Thursday, November 10, 2011

A Long Way To Go For A Rant


I wonder what kind of statistical analysis the cafeteria workers run on toaster casualties


Has there been another Toaster fatality?


In the most immediate sense, I'm not aware of any this week, but there have been plenty in recent memory.   So, you all remember the Famed Toaster of Hades, right?  Well, I ponder it every now and again, often when I'm waiting for a bagel to toast, waiting with anxious anticipation to see what will emerge.  See, the Toaster has claimed so many victims that it prompts various actions by the folks who run the Adorably Tiny Cafeteria Thing In My Building.  You certainly remember some of them.  There's the "Use Your Head When Toasting Bread" sign, the knob removal, the scotch-tape-a-piece-of-metal-over-the-missing-knobs ploy to restrict access to the controls, and (I'm assuming) a change in the PM frequency to reduce the crumb contamination levels.
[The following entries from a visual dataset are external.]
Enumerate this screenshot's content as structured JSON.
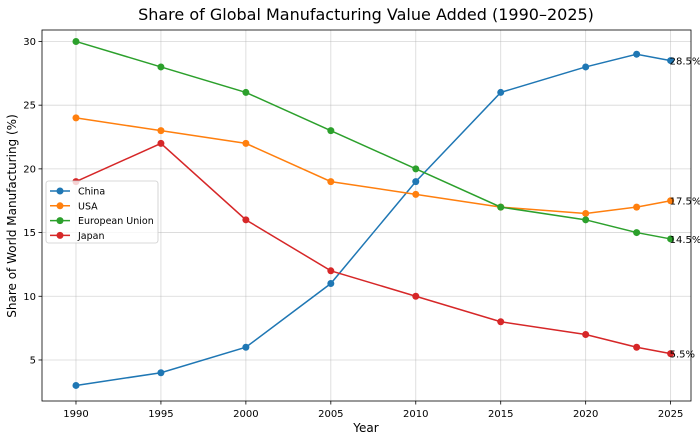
{
  "chart_data": {
    "type": "line",
    "title": "Share of Global Manufacturing Value Added (1990–2025)",
    "xlabel": "Year",
    "ylabel": "Share of World Manufacturing (%)",
    "x": [
      1990,
      1995,
      2000,
      2005,
      2010,
      2015,
      2020,
      2023,
      2025
    ],
    "xticks": [
      1990,
      1995,
      2000,
      2005,
      2010,
      2015,
      2020,
      2025
    ],
    "xtick_labels": [
      "1990",
      "1995",
      "2000",
      "2005",
      "2010",
      "2015",
      "2020",
      "2025"
    ],
    "yticks": [
      5,
      10,
      15,
      20,
      25,
      30
    ],
    "ytick_labels": [
      "5",
      "10",
      "15",
      "20",
      "25",
      "30"
    ],
    "xlim": [
      1988.0,
      2026.2
    ],
    "ylim": [
      1.78,
      30.9
    ],
    "grid": true,
    "legend_position": "center-left",
    "series": [
      {
        "name": "China",
        "color": "#1f77b4",
        "values": [
          3,
          4,
          6,
          11,
          19,
          26,
          28,
          29,
          28.5
        ],
        "end_label": "28.5%"
      },
      {
        "name": "USA",
        "color": "#ff7f0e",
        "values": [
          24,
          23,
          22,
          19,
          18,
          17,
          16.5,
          17,
          17.5
        ],
        "end_label": "17.5%"
      },
      {
        "name": "European Union",
        "color": "#2ca02c",
        "values": [
          30,
          28,
          26,
          23,
          20,
          17,
          16,
          15,
          14.5
        ],
        "end_label": "14.5%"
      },
      {
        "name": "Japan",
        "color": "#d62728",
        "values": [
          19,
          22,
          16,
          12,
          10,
          8,
          7,
          6,
          5.5
        ],
        "end_label": "5.5%"
      }
    ]
  }
}
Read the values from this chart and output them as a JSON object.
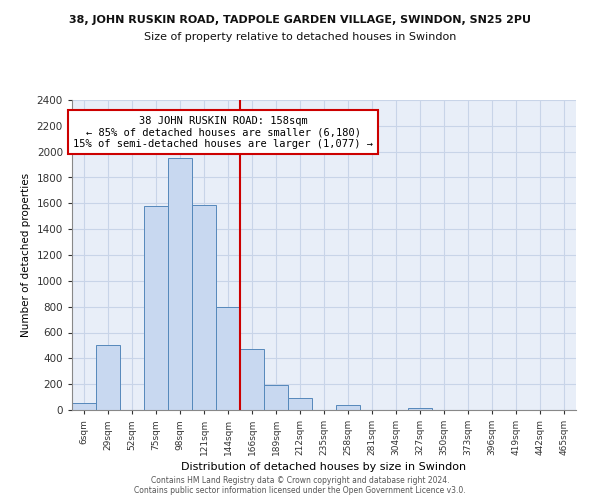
{
  "title_main": "38, JOHN RUSKIN ROAD, TADPOLE GARDEN VILLAGE, SWINDON, SN25 2PU",
  "title_sub": "Size of property relative to detached houses in Swindon",
  "xlabel": "Distribution of detached houses by size in Swindon",
  "ylabel": "Number of detached properties",
  "bar_labels": [
    "6sqm",
    "29sqm",
    "52sqm",
    "75sqm",
    "98sqm",
    "121sqm",
    "144sqm",
    "166sqm",
    "189sqm",
    "212sqm",
    "235sqm",
    "258sqm",
    "281sqm",
    "304sqm",
    "327sqm",
    "350sqm",
    "373sqm",
    "396sqm",
    "419sqm",
    "442sqm",
    "465sqm"
  ],
  "bar_values": [
    55,
    500,
    0,
    1580,
    1950,
    1590,
    800,
    470,
    190,
    95,
    0,
    35,
    0,
    0,
    18,
    0,
    0,
    0,
    0,
    0,
    0
  ],
  "bar_color": "#c8d8f0",
  "bar_edge_color": "#5588bb",
  "vline_x": 7.5,
  "vline_color": "#cc0000",
  "annotation_text": "38 JOHN RUSKIN ROAD: 158sqm\n← 85% of detached houses are smaller (6,180)\n15% of semi-detached houses are larger (1,077) →",
  "annotation_box_edge": "#cc0000",
  "annotation_box_face": "#ffffff",
  "ylim": [
    0,
    2400
  ],
  "yticks": [
    0,
    200,
    400,
    600,
    800,
    1000,
    1200,
    1400,
    1600,
    1800,
    2000,
    2200,
    2400
  ],
  "footer1": "Contains HM Land Registry data © Crown copyright and database right 2024.",
  "footer2": "Contains public sector information licensed under the Open Government Licence v3.0.",
  "background_color": "#ffffff",
  "grid_color": "#c8d4e8",
  "plot_bg_color": "#e8eef8"
}
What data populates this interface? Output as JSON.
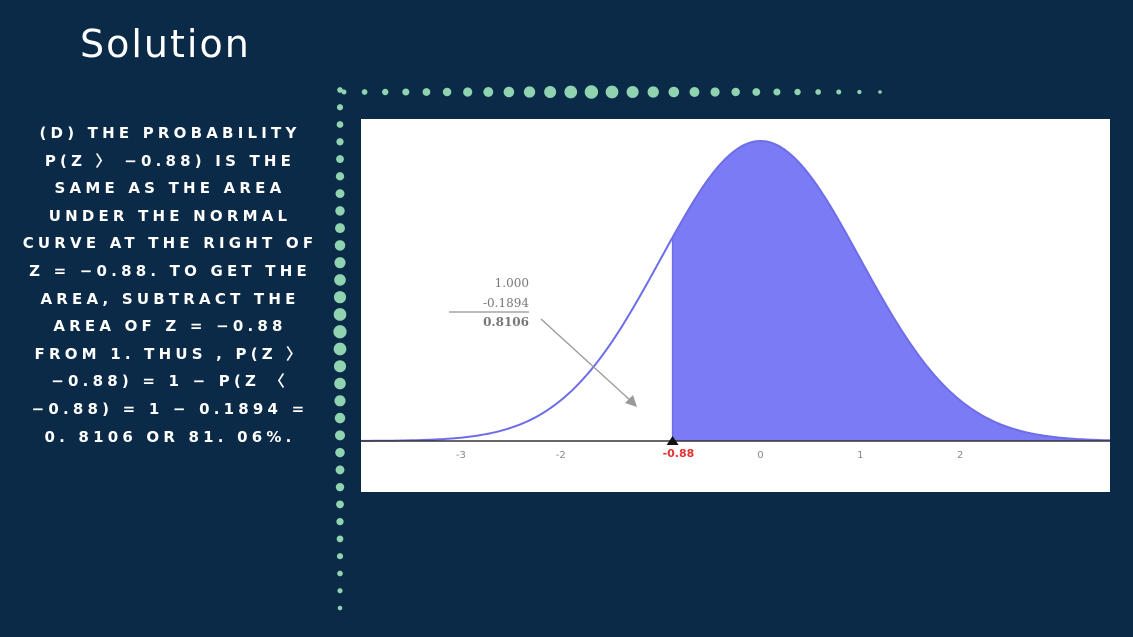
{
  "slide": {
    "title": "Solution",
    "body_text": "(D) THE PROBABILITY P(Z 〉 −0.88) IS THE SAME AS THE AREA UNDER THE NORMAL CURVE AT THE RIGHT OF z = −0.88. TO GET THE AREA, SUBTRACT THE AREA OF z = −0.88 FROM 1. THUS , P(Z 〉 −0.88) = 1 − P(Z 〈 −0.88) = 1 − 0.1894 = 0. 8106 or 81. 06%."
  },
  "colors": {
    "background": "#0b2a47",
    "dot_accent": "#8fd3b1",
    "shaded_area": "#7b7bf6",
    "curve_line": "#6d6de8",
    "marker": "#e53030"
  },
  "chart_data": {
    "type": "area",
    "x_ticks": [
      "-3",
      "-2",
      "",
      "0",
      "1",
      "2"
    ],
    "xlim": [
      -4,
      3.5
    ],
    "z_marker": -0.88,
    "z_marker_label": "-0.88",
    "shade_from": -0.88,
    "annotation": [
      "1.000",
      "-0.1894",
      "0.8106"
    ],
    "grid": false
  }
}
As an aside, it seems like you're not the only one With These Types Of Problems


What concerns me is the success criteria of these various actions.  I'm an engineer...so everything I do has to have a problem statement, an action plan, owners, target dates, and success criteria.  For example, if tool availability is low, I implement a fix then track how the availability changes as a result of that action.  Sometimes, it seems like overkill (or over-management, but that's splitting hairs) but it gives people a single number by which to judge me...and that just makes sense.  I'm curious if the cafeteria workers are subject to the same scrutiny that I am.  I'm guessing not, but it's fun to think about.

Here's a small office and a computer with statistical analysis software installed.  One of the cashiers pores over a trend chart of toaster fires per week, tirelessly coming up with mean and sigma charts, determining the frequency of fires and creating a pareto of the points of cause.  Croissants are #1, followed by buttered items, flaky pastries, donuts, muffins, bagels etc.  The #1 root cause is determined to be people deciding to toast things that shouldn't be toasted, and that operator education is the corrective action.  The "Use Your Head When Toasting Bread" sign is born!  A couple weeks later, the entire process is recreated, and the incidents of croissants and buttered toast igniting into fiery orbs of death are reduced, and the cashier can present the improvement to management.  The frequency of product ignition is still higher than the purchase spec of the toaster, so the cashier is sent back to re-do all of the analysis and begin the process again.

I choose to believe this is why I end up standing in line at the empty cash register for a couple minutes every morning before one of the cashier comes out of the office to ring up my iced tea.